于是,观众经过一个深入人物内心世界,甚至与外界完全隔绝的境地,被两人的书信带领着走过他们的一生。也许是因此而深刻浓郁的情感可能让观众过于投入沉溺,根据魏琦珊的说法,原著者要求演出时不要投入情感,不要戏剧化,不要扮演,只是直接了当地将台词念出来。两组表演者,尤其是糊涂戏班,都没有完全遵循剧作家的文字指示,让演出产生强烈的冲击力与感染力。
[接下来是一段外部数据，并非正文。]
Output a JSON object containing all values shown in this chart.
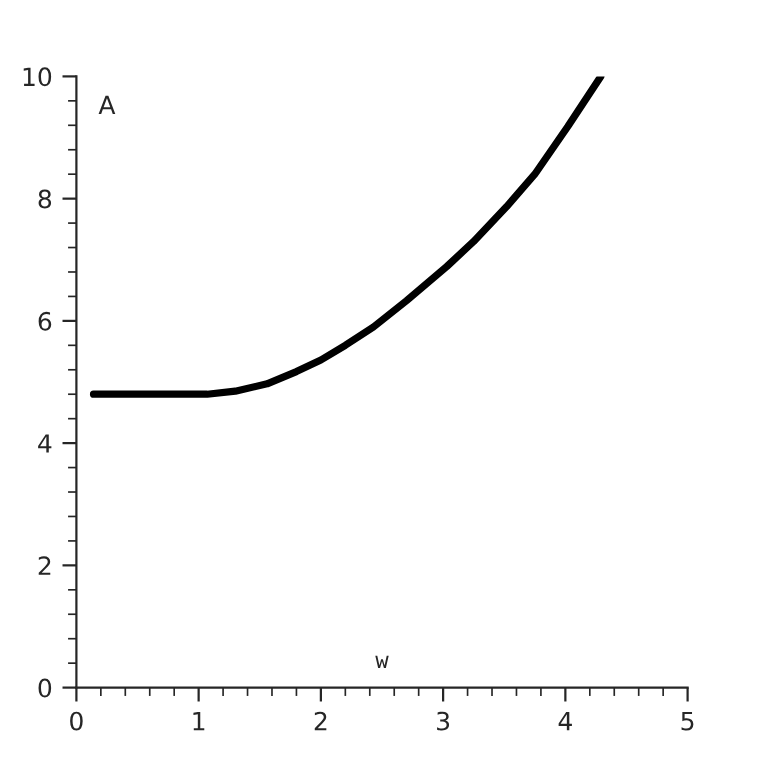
{
  "chart_data": {
    "type": "line",
    "xlabel": "w",
    "ylabel": "A",
    "x": [
      0.14,
      0.5,
      1.0,
      1.07,
      1.3,
      1.56,
      1.8,
      2.0,
      2.2,
      2.43,
      2.7,
      3.03,
      3.25,
      3.52,
      3.75,
      4.02,
      4.29
    ],
    "series": [
      {
        "color": "#000000",
        "values": [
          4.8,
          4.8,
          4.8,
          4.8,
          4.85,
          4.97,
          5.17,
          5.36,
          5.6,
          5.9,
          6.33,
          6.89,
          7.3,
          7.87,
          8.4,
          9.18,
          10.0
        ]
      }
    ],
    "xlim": [
      0,
      5
    ],
    "ylim": [
      0,
      10
    ],
    "xticks": [
      0,
      1,
      2,
      3,
      4,
      5
    ],
    "yticks": [
      0,
      2,
      4,
      6,
      8,
      10
    ],
    "grid": false,
    "legend": false,
    "marker": "none",
    "line_style": "solid"
  }
}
糊涂戏班的版本,十年前就已经首演过,这次是更新的版本。两人的演出,基本上是在各自分割的空间进行,章信南在左,程小曼在右,象征两人没有交集的现实,仅有通过书信中的文字与对方互动与了解。分别在两个空间的架子与家具,象征他们的性格与生命。明确反差的两个空间,写实层面的互不涉入,以及虚拟层面的矛盾与交融,反讽的喻示他们最终必然错过的结局。只有在最后当程小曼已死,她已不是一个现实中存在的生命,两人在真实的戏剧空间里拥抱,象征心灵上的结合。
两个坐在右边的乐手,全场以戏剧性的弦乐进行演奏与演唱,结束前还有缱绻感伤的主题曲,更加强了情绪的渲染。表演是戏剧性的,观众是被牵引的。剧作家原本可能想达到的抽离情境,在糊涂戏班的演出中,观众深深进入角色的内心世界,虚拟化解了,现实中被感动着。
谢燊杰与徐山淇的版本,则看起来比较接近原著的抽离形式。两人表演过程中,手里都拿着一叠纸张,上面打满了文字。那不仅是道具,很多时候演员也直接从纸张上读出台词。如此做法,抬头面向观众与低头读文字的交替中,往往打断观众的情绪,使得戏剧性的推展被中断。观众不像糊涂戏班的版本那样深沉感动,倒是比较抽离的注意到叙述的节奏。
这个版本的表演也比较简单,只有一个架子,两人在表演时也不时涉入对方的戏剧空间。不同的生命阶段,他们更换衣装,象征阶段的改变,这是惯用的手法,表现演员身份的变化,倒又还是比较戏剧性的处理方式。另一个有趣的设计,是台上的两张椅子的位置改变,象征两人关系的更动,或远或近,或平行或背反。
两个版本的《情信》在对比之下,谢燊杰与徐山淇的版本少了戏剧性的夸饰与渲染,反而空间线条与情绪推展显得干净利落。如果没有同时看过糊涂戏班的较为强烈戏剧化版本,观众可能也会被感染,是通过原剧剧情、人物、台词的张力,以及演员有效得体而不过度的执行。